Ask it how to cook a steak.
If your financial reporting tool gives you a recipe, you have a problem. Not a minor one. A fundamental one. It means the system is not grounded to your data. It is willing to answer anything, confidently, regardless of whether it has any basis for doing so.
This Is Not Hypothetical
I was talking to a COO recently who was rolling out an AI assistant on top of his business data. It pulled up the right numbers, answered questions about accounts. It looked great in the demo. Then he asked it something the system had no data for. It answered just as confidently. Really detailed, convincing, but completely made up.

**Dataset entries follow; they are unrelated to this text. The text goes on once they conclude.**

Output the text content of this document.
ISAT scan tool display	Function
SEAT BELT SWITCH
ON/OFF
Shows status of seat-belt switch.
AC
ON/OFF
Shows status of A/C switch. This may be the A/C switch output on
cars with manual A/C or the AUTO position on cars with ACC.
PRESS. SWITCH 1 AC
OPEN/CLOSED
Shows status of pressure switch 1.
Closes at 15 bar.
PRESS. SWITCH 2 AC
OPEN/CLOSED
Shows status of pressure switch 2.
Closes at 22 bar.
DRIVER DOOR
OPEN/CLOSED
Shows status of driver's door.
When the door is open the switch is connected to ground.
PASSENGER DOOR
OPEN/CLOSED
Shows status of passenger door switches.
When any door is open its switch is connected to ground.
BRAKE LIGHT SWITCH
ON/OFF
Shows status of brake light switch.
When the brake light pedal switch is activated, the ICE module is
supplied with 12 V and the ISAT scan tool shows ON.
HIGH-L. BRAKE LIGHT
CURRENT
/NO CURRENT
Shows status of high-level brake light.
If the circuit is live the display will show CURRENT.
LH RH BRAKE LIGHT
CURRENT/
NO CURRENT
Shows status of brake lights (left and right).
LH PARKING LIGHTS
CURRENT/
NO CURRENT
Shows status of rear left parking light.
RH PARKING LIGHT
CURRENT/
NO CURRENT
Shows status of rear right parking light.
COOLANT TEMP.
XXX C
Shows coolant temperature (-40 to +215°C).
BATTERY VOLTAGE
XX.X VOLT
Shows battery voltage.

That is the hallucination problem, and it is far more common than vendors will admit.
I tested this myself with Microsoft Copilot inside Excel. I had a sales forecast spreadsheet open. I asked Copilot how to cook a steak. Not only did it answer with detailed instructions, it offered follow-up suggestions about ribeye seasoning and side dishes. From inside a spreadsheet.
This is what an ungrounded AI system looks like in practice. It does not say "I don't know" or "that question is outside my scope." It gives you a confident, well-formatted answer to a question it has absolutely no business answering.
Temperature vs Grounding
There are two distinct problems here that are often confused:
- Temperature controls randomness. It determines how much variation the model introduces into its responses. High temperature means more creative, varied outputs. Low temperature means more consistent, deterministic outputs. I covered this in detail in my previous post about production AI.

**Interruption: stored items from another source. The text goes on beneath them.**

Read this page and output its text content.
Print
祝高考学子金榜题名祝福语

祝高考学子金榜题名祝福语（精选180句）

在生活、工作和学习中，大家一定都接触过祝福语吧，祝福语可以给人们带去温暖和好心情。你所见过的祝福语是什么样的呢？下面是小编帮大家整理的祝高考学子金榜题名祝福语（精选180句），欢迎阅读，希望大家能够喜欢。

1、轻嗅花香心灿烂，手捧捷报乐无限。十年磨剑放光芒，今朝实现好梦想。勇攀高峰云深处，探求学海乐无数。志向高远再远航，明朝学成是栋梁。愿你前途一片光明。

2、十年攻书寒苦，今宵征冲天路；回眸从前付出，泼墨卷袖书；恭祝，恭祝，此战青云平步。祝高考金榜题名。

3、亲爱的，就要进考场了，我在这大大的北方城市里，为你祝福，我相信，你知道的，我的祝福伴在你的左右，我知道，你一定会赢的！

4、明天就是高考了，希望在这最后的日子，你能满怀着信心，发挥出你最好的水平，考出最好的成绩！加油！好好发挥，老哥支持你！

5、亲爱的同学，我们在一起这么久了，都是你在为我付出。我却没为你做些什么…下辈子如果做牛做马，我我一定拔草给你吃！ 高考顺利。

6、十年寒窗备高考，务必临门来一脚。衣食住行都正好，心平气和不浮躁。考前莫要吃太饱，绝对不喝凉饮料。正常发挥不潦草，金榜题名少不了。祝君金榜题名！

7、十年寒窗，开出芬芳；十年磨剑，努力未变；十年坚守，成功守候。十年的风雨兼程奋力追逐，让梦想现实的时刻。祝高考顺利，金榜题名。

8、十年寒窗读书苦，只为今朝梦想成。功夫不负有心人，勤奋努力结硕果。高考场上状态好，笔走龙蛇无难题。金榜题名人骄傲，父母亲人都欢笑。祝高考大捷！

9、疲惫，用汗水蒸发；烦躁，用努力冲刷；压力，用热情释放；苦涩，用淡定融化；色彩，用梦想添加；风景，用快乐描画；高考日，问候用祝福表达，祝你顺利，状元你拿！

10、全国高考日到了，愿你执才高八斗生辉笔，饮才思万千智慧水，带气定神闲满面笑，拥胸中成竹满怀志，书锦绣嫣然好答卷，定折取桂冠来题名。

- Grounding controls honesty. It determines whether the model restricts its answers to information it actually has access to, or whether it is willing to generate plausible-sounding responses about anything.
You can have perfect temperature settings and still have a grounding problem. A system that consistently, deterministically gives you a steak recipe from inside a financial tool is not better than one that gives you a different recipe each time. Both are wrong. The consistency just makes it harder to spot.

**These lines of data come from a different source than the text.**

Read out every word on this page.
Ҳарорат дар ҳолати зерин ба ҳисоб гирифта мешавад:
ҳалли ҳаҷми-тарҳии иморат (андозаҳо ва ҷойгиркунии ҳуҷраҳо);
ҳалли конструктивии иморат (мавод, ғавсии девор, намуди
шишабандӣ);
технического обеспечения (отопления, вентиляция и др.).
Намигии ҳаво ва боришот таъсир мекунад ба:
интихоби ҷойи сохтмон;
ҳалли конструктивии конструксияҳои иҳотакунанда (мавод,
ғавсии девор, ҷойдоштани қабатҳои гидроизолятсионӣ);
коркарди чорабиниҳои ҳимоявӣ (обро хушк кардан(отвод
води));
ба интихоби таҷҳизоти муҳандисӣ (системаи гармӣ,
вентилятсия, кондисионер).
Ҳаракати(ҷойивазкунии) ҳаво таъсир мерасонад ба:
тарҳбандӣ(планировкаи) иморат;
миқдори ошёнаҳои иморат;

What Grounding Looks Like in Practice
A properly grounded AI system should do several things:
- Restrict its knowledge scope: It should only answer questions that can be answered from the data and documents it has been given access to.
- Refuse gracefully: When asked something outside its scope, it should say so clearly. Not apologetically, not with a workaround. Just a clear statement that the question is outside its domain.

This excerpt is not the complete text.